The threat of damage loomed large over the standing wheat crop after spells of rain and high-velocity winds in various districts of Punjab on Saturday, with the agriculture department claiming to have rushed its teams to carry out field assessment.
Hailstorms in southern districts of Patiala, Bathinda, Sangrur and Barnala only added to the farmers’ worries.
Waterlogging was also reported in fields in many areas.
Agriculture experts believe that if rainfall and high-velocity winds continue in the coming days, the quality of grain will be affected, making it vulnerable to shriveling, blackening and discolouration besides resulting in a reduction in the overall yield.
Also, it will add to the moisture level of the grain.
Nearly 35 lakh hectares of land is under wheat cultivation this rabi season.
State agriculture department director Sutantar Kumar Airi said the district agriculture officers have been directed to conduct survey of fields to identify damage to the standing crop.
“We can only come up with figures related to the damage to the crop once we get field reports from the districts. I have sought a detailed report from all districts lashed by rain. The teams are taking stock of the situation,” the director said.
Satwant Singh, a farmer from Jassomajra village in Patiala district, said his crop got flattened after rain and hailstorm. “Though arrangements were made to drain out water from the fields, it is going to be a herculean task to save it from further damage,” he said.

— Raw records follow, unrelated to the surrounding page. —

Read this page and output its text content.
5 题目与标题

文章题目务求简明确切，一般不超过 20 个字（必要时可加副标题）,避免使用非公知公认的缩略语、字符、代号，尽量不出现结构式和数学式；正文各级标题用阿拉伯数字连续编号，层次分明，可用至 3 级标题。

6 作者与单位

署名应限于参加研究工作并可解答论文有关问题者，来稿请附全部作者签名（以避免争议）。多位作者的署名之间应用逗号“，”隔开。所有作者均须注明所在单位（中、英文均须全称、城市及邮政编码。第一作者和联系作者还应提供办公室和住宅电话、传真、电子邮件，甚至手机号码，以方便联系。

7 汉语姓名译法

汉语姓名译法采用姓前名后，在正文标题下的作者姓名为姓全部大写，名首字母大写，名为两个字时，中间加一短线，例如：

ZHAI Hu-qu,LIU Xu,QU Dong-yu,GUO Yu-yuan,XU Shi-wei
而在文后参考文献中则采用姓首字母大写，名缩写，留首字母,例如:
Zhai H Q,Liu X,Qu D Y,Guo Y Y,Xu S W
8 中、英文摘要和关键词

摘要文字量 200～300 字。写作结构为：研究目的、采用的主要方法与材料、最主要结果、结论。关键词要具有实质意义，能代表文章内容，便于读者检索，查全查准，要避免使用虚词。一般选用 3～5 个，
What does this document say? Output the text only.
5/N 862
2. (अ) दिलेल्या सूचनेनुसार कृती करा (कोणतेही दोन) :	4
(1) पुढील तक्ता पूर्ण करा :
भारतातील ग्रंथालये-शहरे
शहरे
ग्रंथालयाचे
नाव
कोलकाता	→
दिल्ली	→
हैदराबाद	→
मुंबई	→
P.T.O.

Airi said the department is keeping tabs on weather conditions and are maintaining contact with the farmers so that the necessary steps can be taken on time.
“The rise in temperatures in the coming days will surely help the farmers overcome the possible damage to the crop. But rainfall, at this stage and the days to come, is a cause of concern,” he added.
The department has asked the farmers to not harvest their crop till it gets dry.
During the rabi season this time, the crop was in good health and no pest or yellow rust attack was reported.
Paramjit Singh, director of Punjab Agricultural University’s regional research station, Bathinda, said it is not rain but hailstorm that will damage the crop at this stage.